Şimdi geçmişimi nedametle, pişmanlıkla anıyorum. Allah'ın huzurundan kovulduğum o yıllar için yanıyorum. Şeytan'a uşaklık ettiğim ömrüme hayıflanıyorum. Bir rüyadan uyanmış gibiyim. İçenlerin, sürünenlerin, vurulanların, dolandırılanların, soyulanların içinden geliyorum.
Ve benim eski heveslerimi taşıyan gençlere de şöyle seslenmek istiyorum:
“Gençler, dikkat edin! Artistlik sevdasıyla bataklara düşmeyin. Düşerseniz, korkulu bir rüya görecek ve dertlerden dert, felâketlerden felâket beğenmiş olacaksınız."

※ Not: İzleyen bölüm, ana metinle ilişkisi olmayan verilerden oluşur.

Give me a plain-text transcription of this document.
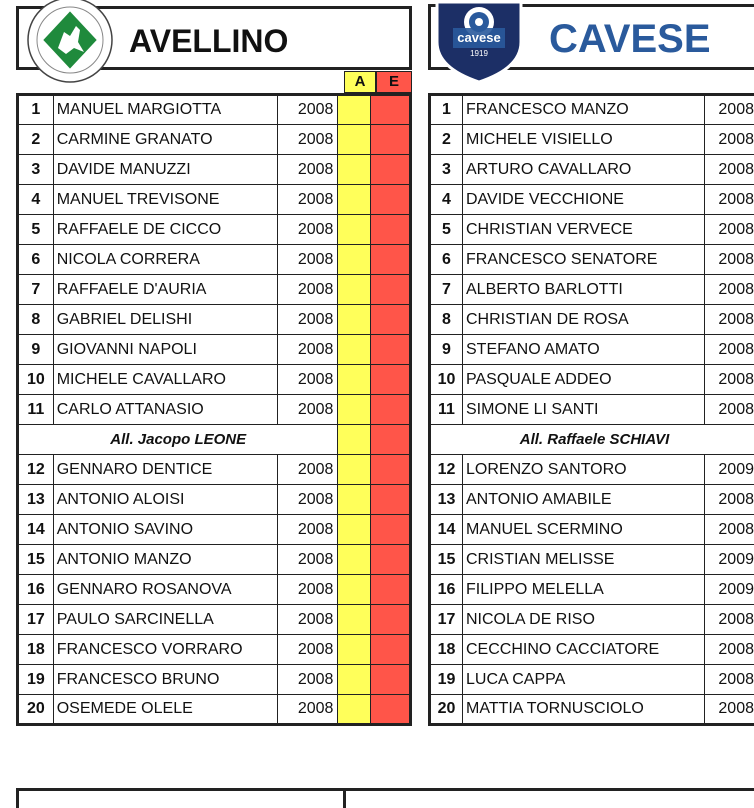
AVELLINO
A	E
CAVESE
cavese
1919
1	MANUEL MARGIOTTA	2008		
2	CARMINE GRANATO	2008		
3	DAVIDE MANUZZI	2008		
4	MANUEL TREVISONE	2008		
5	RAFFAELE DE CICCO	2008		
6	NICOLA CORRERA	2008		
7	RAFFAELE D'AURIA	2008		
8	GABRIEL DELISHI	2008		
9	GIOVANNI NAPOLI	2008		
10	MICHELE CAVALLARO	2008		
11	CARLO ATTANASIO	2008		
All. Jacopo LEONE				
12	GENNARO DENTICE	2008		
13	ANTONIO ALOISI	2008		
14	ANTONIO SAVINO	2008		
15	ANTONIO MANZO	2008		
16	GENNARO ROSANOVA	2008		
17	PAULO SARCINELLA	2008		
18	FRANCESCO VORRARO	2008		
19	FRANCESCO BRUNO	2008		
20	OSEMEDE OLELE	2008		
1	FRANCESCO MANZO	2008
2	MICHELE VISIELLO	2008
3	ARTURO CAVALLARO	2008
4	DAVIDE VECCHIONE	2008
5	CHRISTIAN VERVECE	2008
6	FRANCESCO SENATORE	2008
7	ALBERTO BARLOTTI	2008
8	CHRISTIAN DE ROSA	2008
9	STEFANO AMATO	2008
10	PASQUALE ADDEO	2008
11	SIMONE LI SANTI	2008
All. Raffaele SCHIAVI		
12	LORENZO SANTORO	2009
13	ANTONIO AMABILE	2008
14	MANUEL SCERMINO	2008
15	CRISTIAN MELISSE	2009
16	FILIPPO MELELLA	2009
17	NICOLA DE RISO	2008
18	CECCHINO CACCIATORE	2008
19	LUCA CAPPA	2008
20	MATTIA TORNUSCIOLO	2008
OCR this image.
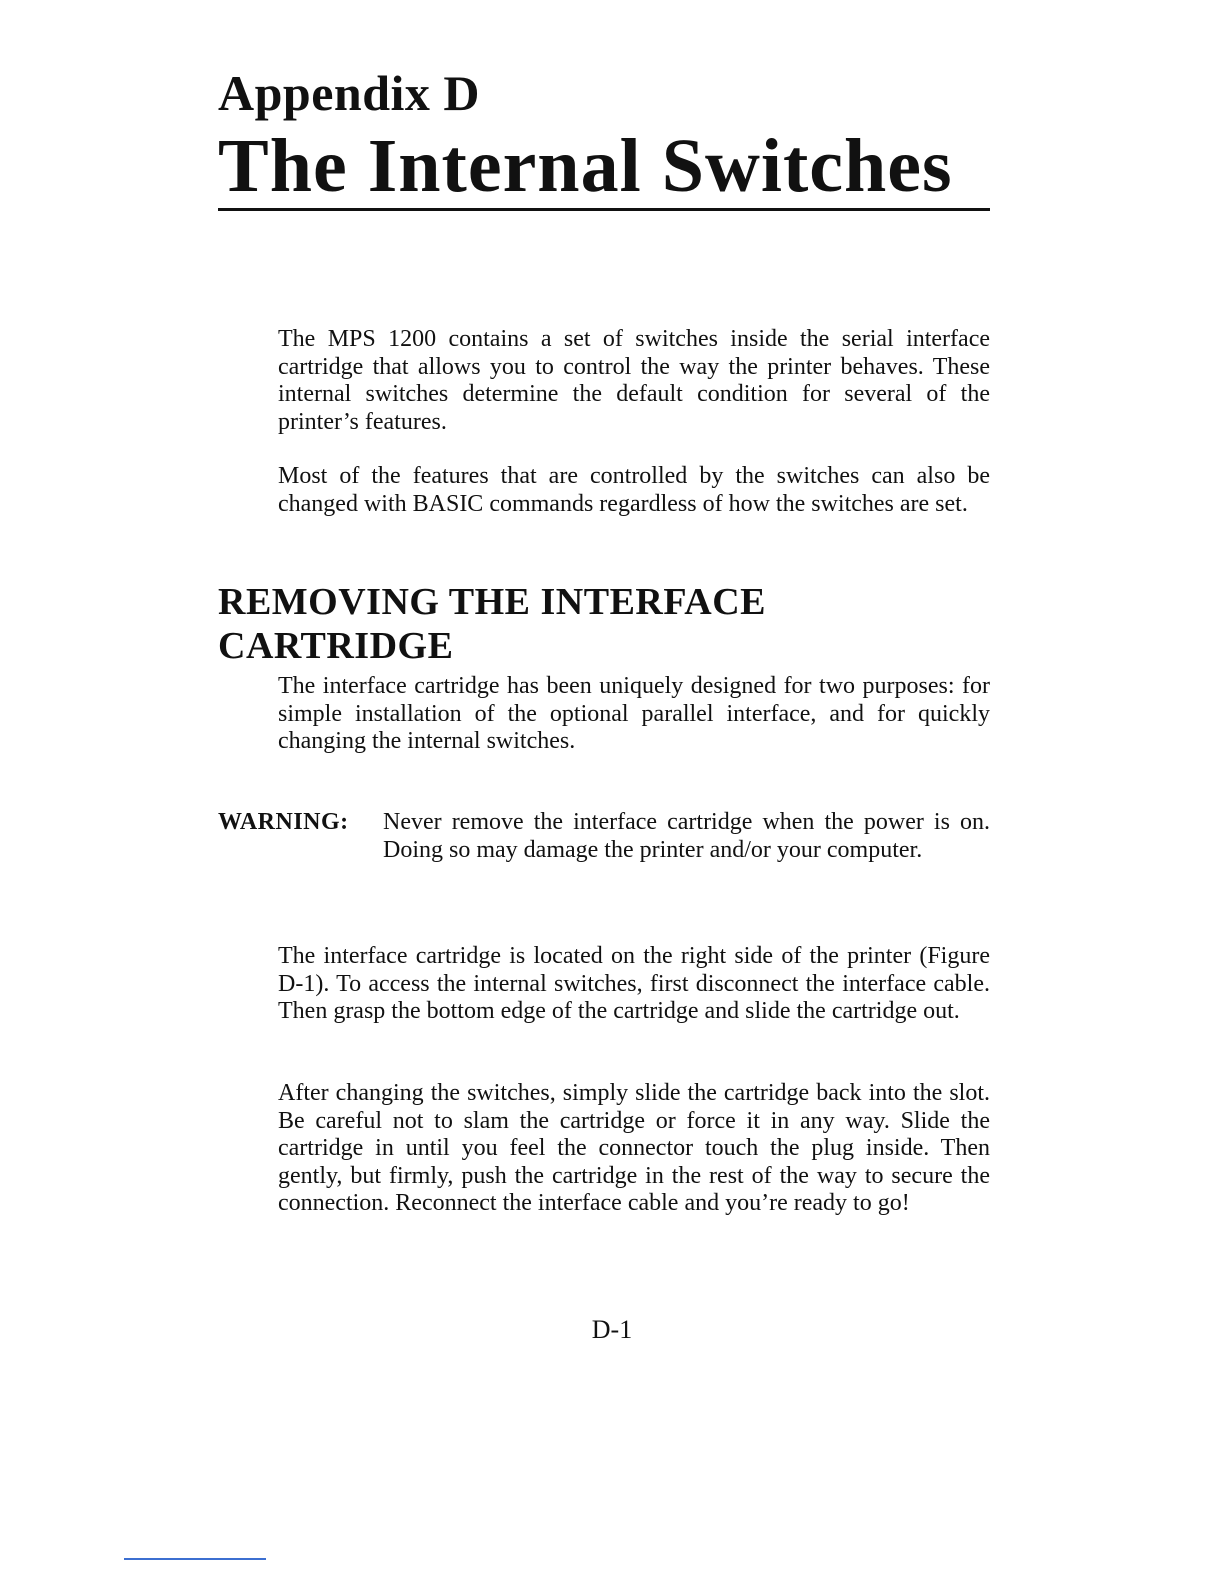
Appendix D
The Internal Switches

The MPS 1200 contains a set of switches inside the serial interface cartridge that allows you to control the way the printer behaves. These internal switches determine the default condition for several of the printer’s features.

Most of the features that are controlled by the switches can also be changed with BASIC commands regardless of how the switches are set.

REMOVING THE INTERFACE
CARTRIDGE

The interface cartridge has been uniquely designed for two purposes: for simple installation of the optional parallel interface, and for quickly changing the internal switches.

WARNING: Never remove the interface cartridge when the power is on. Doing so may damage the printer and/or your computer.

The interface cartridge is located on the right side of the printer (Figure D-1). To access the internal switches, first disconnect the interface cable. Then grasp the bottom edge of the cartridge and slide the cartridge out.

After changing the switches, simply slide the cartridge back into the slot. Be careful not to slam the cartridge or force it in any way. Slide the cartridge in until you feel the connector touch the plug inside. Then gently, but firmly, push the cartridge in the rest of the way to secure the connection. Reconnect the interface cable and you’re ready to go!

D-1
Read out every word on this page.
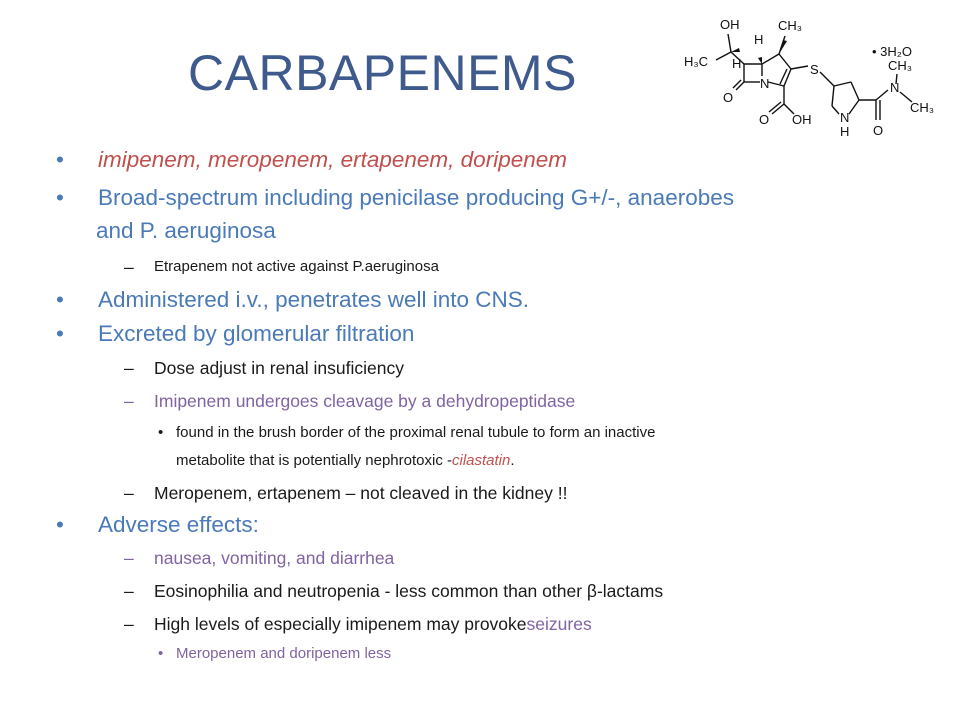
CARBAPENEMS
OH
H₃C H
H
CH₃
O
N
S
O OH N
H O
N
CH₃
CH₃
• 3H₂O
•	imipenem, meropenem, ertapenem, doripenem
•	Broad-spectrum including penicilase producing G+/-, anaerobes
and P. aeruginosa
–	Etrapenem not active against P.aeruginosa
•	Administered i.v., penetrates well into CNS.
•	Excreted by glomerular filtration
–	Dose adjust in renal insuficiency
–	Imipenem undergoes cleavage by a dehydropeptidase
• found in the brush border of the proximal renal tubule to form an inactive
metabolite that is potentially nephrotoxic - cilastatin .
–	Meropenem, ertapenem – not cleaved in the kidney !!
•	Adverse effects:
–	nausea, vomiting, and diarrhea
–	Eosinophilia and neutropenia - less common than other β-lactams
–	High levels of especially imipenem may provoke seizures
• Meropenem and doripenem less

Benim hayatıma milyonlarca kimse imrenmiştir. Ama ben o hayattan kurtulduğuma çok seviniyor ve o hayatı ateş olarak görüyorum! Başkalarının gülistan olarak gördüğü hayat, benim için yangın yeridir. İslâmî yaşamda huzur buldum. Sabah, öğle, akşam... Günün her saatinde ne yapacağım, nasıl yaşayacağım, kimlerle görüşeceğim belli. Kavgasız, gürültüsüz, ihtirassız bir hayat.